Hopefully, things will turn out OK, but smart business owners don’t hope.  They plan. If the worst case scenario does occur, then cash will be needed. If you’ve got plenty of reserves still, then good for you. But, if like most businesses, you have less than six months of operating capital, you’re going to need as much cash and cash availability as you can muster. So here is a loan program specifically designed for that purpose. By applying for the loan and then banking the cash and then managing it prudently, you can then have resources on hand for if things turn south. If you wait, those resources may not be as readily available for if things really do turn south.

Reason #2

One word: prepayment. The loan program doesn’t penalize you if you pay back the money early. So you don’t want to incur a lot of long-term debt? I get it. But how about entering into a short term arrangement where you’ve positioned yourself with cash and if you don’t need the cash you just pay it back, no harm no foul. 

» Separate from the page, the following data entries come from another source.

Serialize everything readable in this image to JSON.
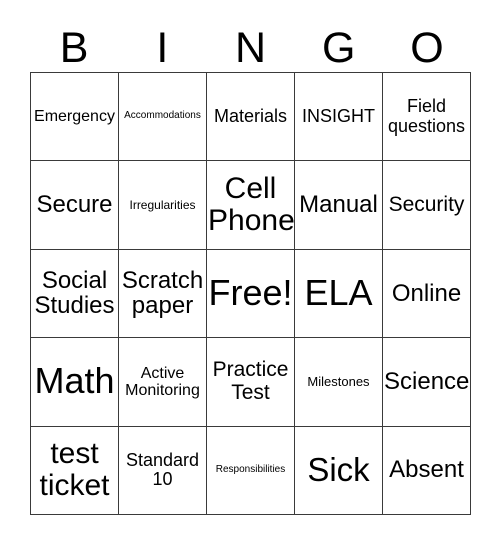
{
  "card": {
    "title": "BINGO",
    "header_letters": [
      "B",
      "I",
      "N",
      "G",
      "O"
    ],
    "columns": 5,
    "rows": 5,
    "border_color": "#3a3a3a",
    "background_color": "#ffffff",
    "text_color": "#000000",
    "free_space": "Free!",
    "cells": [
      [
        {
          "label": "Emergency",
          "size": "m"
        },
        {
          "label": "Accommodations",
          "size": "xs"
        },
        {
          "label": "Materials",
          "size": "ml"
        },
        {
          "label": "INSIGHT",
          "size": "ml"
        },
        {
          "label": "Field questions",
          "size": "ml"
        }
      ],
      [
        {
          "label": "Secure",
          "size": "xl"
        },
        {
          "label": "Irregularities",
          "size": "s"
        },
        {
          "label": "Cell Phone",
          "size": "xxl"
        },
        {
          "label": "Manual",
          "size": "xl"
        },
        {
          "label": "Security",
          "size": "l"
        }
      ],
      [
        {
          "label": "Social Studies",
          "size": "xl"
        },
        {
          "label": "Scratch paper",
          "size": "xl"
        },
        {
          "label": "Free!",
          "size": "4xl"
        },
        {
          "label": "ELA",
          "size": "4xl"
        },
        {
          "label": "Online",
          "size": "xl"
        }
      ],
      [
        {
          "label": "Math",
          "size": "4xl"
        },
        {
          "label": "Active Monitoring",
          "size": "m"
        },
        {
          "label": "Practice Test",
          "size": "l"
        },
        {
          "label": "Milestones",
          "size": "sm"
        },
        {
          "label": "Science",
          "size": "xl"
        }
      ],
      [
        {
          "label": "test ticket",
          "size": "xxl"
        },
        {
          "label": "Standard 10",
          "size": "ml"
        },
        {
          "label": "Responsibilities",
          "size": "xs"
        },
        {
          "label": "Sick",
          "size": "3xl"
        },
        {
          "label": "Absent",
          "size": "xl"
        }
      ]
    ]
  }
}
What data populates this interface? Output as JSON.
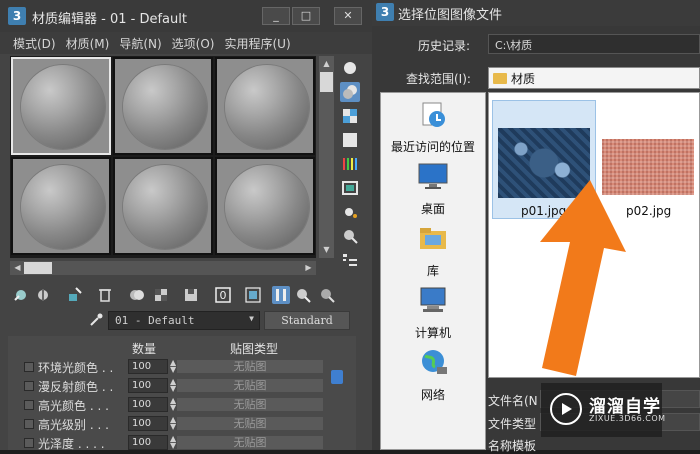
{
  "material_editor": {
    "app_icon": "3",
    "title": "材质编辑器 - 01 - Default",
    "window_buttons": [
      "_",
      "□",
      "✕"
    ],
    "menu": [
      "模式(D)",
      "材质(M)",
      "导航(N)",
      "选项(O)",
      "实用程序(U)"
    ],
    "material_name": "01 - Default",
    "material_type": "Standard",
    "params": {
      "header_amount": "数量",
      "header_maptype": "贴图类型",
      "rows": [
        {
          "label": "环境光颜色 . .",
          "amount": "100",
          "map": "无贴图"
        },
        {
          "label": "漫反射颜色 . .",
          "amount": "100",
          "map": "无贴图"
        },
        {
          "label": "高光颜色 . . .",
          "amount": "100",
          "map": "无贴图"
        },
        {
          "label": "高光级别 . . .",
          "amount": "100",
          "map": "无贴图"
        },
        {
          "label": "光泽度 . . . .",
          "amount": "100",
          "map": "无贴图"
        }
      ]
    }
  },
  "file_dialog": {
    "app_icon": "3",
    "title": "选择位图图像文件",
    "history_label": "历史记录:",
    "history_value": "C:\\材质",
    "lookin_label": "查找范围(I):",
    "lookin_value": "材质",
    "places": [
      "最近访问的位置",
      "桌面",
      "库",
      "计算机",
      "网络"
    ],
    "files": [
      {
        "name": "p01.jpg",
        "selected": true
      },
      {
        "name": "p02.jpg",
        "selected": false
      }
    ],
    "filename_label": "文件名(N",
    "filetype_label": "文件类型",
    "template_label": "名称模板"
  },
  "watermark": {
    "text": "溜溜自学",
    "url": "ZIXUE.3D66.COM"
  },
  "colors": {
    "accent": "#5d8fc4",
    "arrow": "#f27a1a"
  }
}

The loan program certainly has many rules that would likely disqualify the majority of small businesses and mom and pops applying. But for the hundreds of thousands of businesses that would qualify, it’s an affordable – and readily available – source of capital that could be pivotal in helping you navigate the very unprecedented and uncertain next six months. So I say if you’ve got the ability, then get the money. Stick it in the bank and stare at it. If you don’t need it, then just give it back. But boy, if you do need it you’ll be really happy that it’s there.